Single by Sarah Connor

from the album Christmas in My Heart
- Released: 24 November 2006
- Length: 3:45
- Label: X-Cell
- Songwriter(s): Marc Lennard; JoHo HF;
- Producer(s): Kay D.; Rob Tyger;

Sarah Connor singles chronology
| "Christmas in My Heart" (2005) | "The Best Side of Life" (2006) | "The Impossible Dream (The Quest)" (2007) |

= The Best Side of Life =

"The Best Side of Life" is a song by German recording artist Sarah Connor.
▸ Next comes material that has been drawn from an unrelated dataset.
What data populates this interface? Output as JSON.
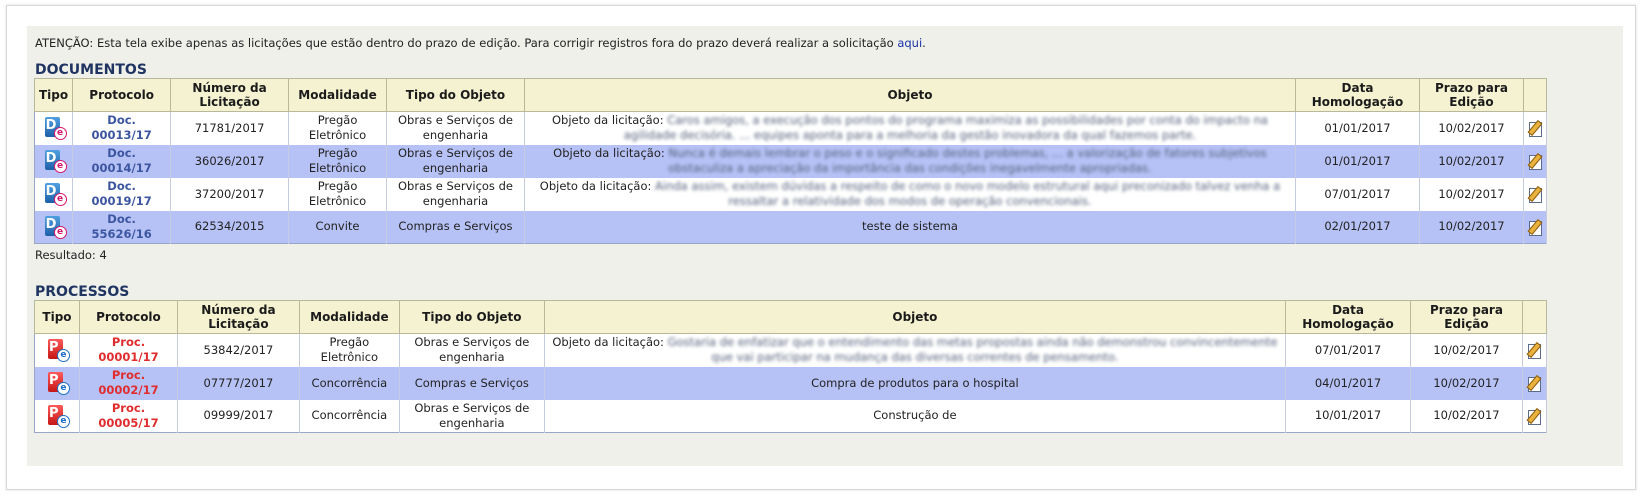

It was released by X-Cell Records as the lead single from the 2006 reissue of her first Christmas album, Christmas in My Heart (2005), accompanying the release of Connor's DVD of the same name. Written by Marc Lennard and Achim Heider under his pseudonym JoHo HF, the Christmas song was produced by frequent collaborators, duo Kay D. and Rob Tyger. A midtempo love song, the instrumentation includes bell chimes and harp sounds. The song's lyrics declare that the protagonist wants for Christmas to be united with her lover and family for the holidays.

The song replaced Melanie Thornton's "Wonderful Dream (Holidays are Coming)" in Coca-Cola's Christmas promotional campaign throughout German-speaking Europe. Commercially, "The Best Side of Life" peaked at number four on the German Singles Chart and reached the top twenty in Austria and Switzerland. It has since made several re-entries on the Media Control Charts, in December of the years 2007 to 2009, and of the years since 2017.

==Music video==
A music video for "The Best Side of Life" was directed by Oliver Sommer.

==Track listing==
All tracks produced by Kay Denar and Rob Tyger.

Notes
- "Why Does It Rain" was inspired by the German christmas carol "Schneeflöckchen, Weißröckchen".

European CD single
| No. | Title | Writer(s) | Length |
|---|---|---|---|
| 1. | "The Best Side of Life" | Marc Lennard; JoHo HF; | 3:49 |
| 2. | "A Ride in the Snow" | Kay Denar; Rob Tyger; | 4:02 |

European CD maxi single
| No. | Title | Writer(s) | Length |
|---|---|---|---|
| 1. | "The Best Side of Life" | Lennard; HF; | 3:49 |
| 2. | "A Ride in the Snow" | Denar; Tyger; | 4:02 |
| 3. | "Why Does It Rain" | Denar; Tyger; | 4:28 |
| 4. | "A Ride in the Snow" (Live video) |  | 4:10 |

==Charts==

===Weekly charts===

Weekly chart performance for "The Best Side of Life"
| Chart (2006–07) | Peak position |
|---|---|
| Austria (Ö3 Austria Top 40) | 12 |
| Czech Republic (Rádio Top 100 Oficiální) | 53 |
| Germany (GfK) | 4 |
| Switzerland (Schweizer Hitparade) | 15 |

===Year-end charts===

Year-end chart performance for "The Best Side of Life"
| Chart (2007) | Position |
|---|---|
| Germany (Official German Charts) | 74 |

== Certifications ==

Certifications for "The Best Side of Life"
| Region | Certification | Certified units/sales |
| Germany (BVMI) | Platinum | 300,000^{‡} |
^{‡} Sales+streaming figures based on certification alone.